SET 1: Olivia's Pool, Dogs Stole Things, Taste, Billy Breathes, AC/DC Bag, The Old Home Place, Theme From the Bottom, Wading in the Velvet Sea, Saw It Again, Limb By Limb, My Soul
SET 2: Down with Disease -> Piper -> Down with Disease -> Meatstick -> McGrupp and the Watchful Hosemasters > Makisupa Policeman, Cecilia > Hold Your Head Up > Rock A William, Run Like an Antelope
ENCORE: Guyute
If my post yesterday came off as disrespectful to The Funk, today’s show is a brilliant example of how its service as a passageway can be incredibly valuable. Phish jams can be thought of as, to use a technical term, a game of Keepy-Uppy. Pushing these improvisations out of the standard channel and extending them to the lengths that fans crave requires a steady stream of new ideas. When that fuel dries up, Trey’s ADD or crowd-pleasing instincts usually leads him to awkwardly end the song and/or pull the dreaded ripcord, closing off jams and adding speed bumps to set flow.
But the stream of ideas isn’t always perfectly continuous, and the best eras of Phish find productive holding patterns where they can wait for the next creative spark to arrive. In late 1994 and summer 1995, they accomplished that through technical means, using the “Hey Hole” game of their practice room to keep a jam afloat, cycling through theme after theme until landing on one they wanted to explore further. That strategy produced improvisations of 20, 30, even 50 minutes, but could feel inorganic — too much head, not enough butt.
Phish in 1997 found a method that reversed that equation. When a jam reached an impasse, without a clear next step, they defaulted to their new favorite trick: cowfunk. Just like Phil Lesh saying that Dark Star is always playing somewhere and the Dead just occasionally tap into it, 1997 Phish is constantly playing a funk jam, and when a song threatens to fizzle out, it’s always there to fill the gap.
Take tonight’s Down with Disease, which could easily have come to a typical end around the 9-minute mark, similar to the summer’s previous, underwhelming version on 6/14. Instead, they flip the funk switch and play a pretty heavy, but straightforward slow groove for the next four minutes. When Fishman kicks it up a notch just before the 13th minute, it moves into a torrid section that likely could not have come direct from your “standard” DWD jam; it’s an idea that could only have sprouted from funk jam soil.

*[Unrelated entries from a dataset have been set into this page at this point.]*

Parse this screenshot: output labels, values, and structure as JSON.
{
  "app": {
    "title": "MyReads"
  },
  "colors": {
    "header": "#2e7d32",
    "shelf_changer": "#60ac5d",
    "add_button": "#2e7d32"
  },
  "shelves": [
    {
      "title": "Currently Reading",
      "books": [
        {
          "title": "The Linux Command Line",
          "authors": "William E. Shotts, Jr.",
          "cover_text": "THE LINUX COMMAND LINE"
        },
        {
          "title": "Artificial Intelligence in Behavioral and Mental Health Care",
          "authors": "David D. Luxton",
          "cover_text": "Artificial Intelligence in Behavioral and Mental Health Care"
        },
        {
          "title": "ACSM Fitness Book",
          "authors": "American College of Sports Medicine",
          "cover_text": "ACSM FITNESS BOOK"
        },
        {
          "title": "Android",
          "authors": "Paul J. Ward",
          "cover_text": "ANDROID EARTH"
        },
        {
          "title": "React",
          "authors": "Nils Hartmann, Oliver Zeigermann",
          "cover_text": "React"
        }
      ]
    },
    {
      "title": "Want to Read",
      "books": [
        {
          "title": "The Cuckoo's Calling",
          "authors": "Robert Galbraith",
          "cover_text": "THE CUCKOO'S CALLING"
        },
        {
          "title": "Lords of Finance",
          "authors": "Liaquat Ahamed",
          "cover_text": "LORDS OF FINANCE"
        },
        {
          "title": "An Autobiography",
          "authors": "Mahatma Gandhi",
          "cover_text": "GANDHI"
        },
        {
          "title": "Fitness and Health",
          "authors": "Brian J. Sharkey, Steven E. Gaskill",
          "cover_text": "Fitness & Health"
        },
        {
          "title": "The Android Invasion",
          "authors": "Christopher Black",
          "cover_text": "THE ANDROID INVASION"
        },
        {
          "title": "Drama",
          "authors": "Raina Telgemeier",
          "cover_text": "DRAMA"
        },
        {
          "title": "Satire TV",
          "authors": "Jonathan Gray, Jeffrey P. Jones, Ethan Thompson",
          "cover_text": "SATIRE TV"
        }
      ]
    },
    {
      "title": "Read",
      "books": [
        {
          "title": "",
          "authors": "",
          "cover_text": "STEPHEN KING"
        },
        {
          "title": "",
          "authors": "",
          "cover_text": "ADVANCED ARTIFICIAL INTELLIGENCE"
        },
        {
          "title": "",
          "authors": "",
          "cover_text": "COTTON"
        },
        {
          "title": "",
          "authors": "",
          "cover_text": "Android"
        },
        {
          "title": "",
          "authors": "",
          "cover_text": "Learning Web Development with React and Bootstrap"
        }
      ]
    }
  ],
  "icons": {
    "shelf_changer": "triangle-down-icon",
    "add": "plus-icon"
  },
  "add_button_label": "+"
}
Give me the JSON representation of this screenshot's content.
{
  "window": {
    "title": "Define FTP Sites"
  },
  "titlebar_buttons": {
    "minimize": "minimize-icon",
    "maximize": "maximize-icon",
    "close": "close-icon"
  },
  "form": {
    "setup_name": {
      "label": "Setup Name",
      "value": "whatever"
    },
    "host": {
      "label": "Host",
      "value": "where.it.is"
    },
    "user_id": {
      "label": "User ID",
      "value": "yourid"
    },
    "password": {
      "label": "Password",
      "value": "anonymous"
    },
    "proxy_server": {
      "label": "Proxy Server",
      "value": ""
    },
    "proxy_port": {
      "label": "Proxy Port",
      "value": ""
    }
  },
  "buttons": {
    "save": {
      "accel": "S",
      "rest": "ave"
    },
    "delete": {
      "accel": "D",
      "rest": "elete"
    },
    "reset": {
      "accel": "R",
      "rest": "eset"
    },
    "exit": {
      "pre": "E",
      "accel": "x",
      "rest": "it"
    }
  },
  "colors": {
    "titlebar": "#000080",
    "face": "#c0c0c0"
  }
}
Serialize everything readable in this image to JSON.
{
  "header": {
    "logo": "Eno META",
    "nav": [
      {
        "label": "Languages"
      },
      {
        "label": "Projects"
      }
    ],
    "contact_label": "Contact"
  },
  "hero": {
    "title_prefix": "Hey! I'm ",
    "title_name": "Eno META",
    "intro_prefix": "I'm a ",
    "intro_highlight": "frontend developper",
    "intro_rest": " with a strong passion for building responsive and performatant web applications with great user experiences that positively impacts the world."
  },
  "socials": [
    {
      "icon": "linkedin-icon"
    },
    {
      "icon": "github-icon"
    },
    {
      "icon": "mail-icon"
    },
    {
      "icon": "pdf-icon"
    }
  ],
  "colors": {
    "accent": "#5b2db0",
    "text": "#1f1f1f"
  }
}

It would be logical for that white-knuckle segment to resolve into the closing DWD riff, but instead it returns to the safe space of the funk jam again at 16:00. Here, after six more minutes of slow-dissolve vamping, the outcome isn’t another improvisational passage, but a whispering segue into Piper — a very good idea in itself, especially when it returns back to Disease for a wild reprise.
At this point, the set has bullet-train momentum. Phish flirts with Can’t You Hear Me Knocking for the second night in a row, returns to yet another, even more bizarre funk segment, singing the words of the freshly-written Meatstick over the top, then stumbles into a funk version of McGrupp, which turns into a reggae version of McGrupp that sounds like Makisupa, which turns into Makisupa, which turns into the first Fishman cover of the summer (the, uh, singular version of “Cecilia”), which becomes the first instrument-switch song of the summer, Rock A William. God, it rules.
It’s fair to assume that none of it would’ve happened if Phish didn’t have the funk jam in their pocket to fill the awkward silences, a liminal space to wait for inspiration to strike. Calling it a “holding pattern” is almost too diminutive; while the specific funk jams in this show are nothing special in the context of the year to come, in Summer ‘97, they still definitely had a novelty effect. And it must be said that even your standard cowfunk is always entertaining — danceable, of course, but also full of weird noises in Phish hands.
With the funk jam, Trey doesn’t need to worry that they’re losing the audience while waiting for the next musical lightbulb to appear over their heads. Furthermore, against the minimalist, democratic backdrop of funk, those lightning strikes can come from any member of the band and be quickly seized upon, no matter how left-field (did I mention that wild McGrupp?). It’s the best of all worlds, a flexible, reliable default mode that keeps the party moving, and an incubator for new ideas that stretch jams out and stitch sets together.
Man, these rule. As someone who did most of his Phishin during 1.0 (and LOVES late-90s Phish), these are a total treat in my inbox. Thank you, Rob!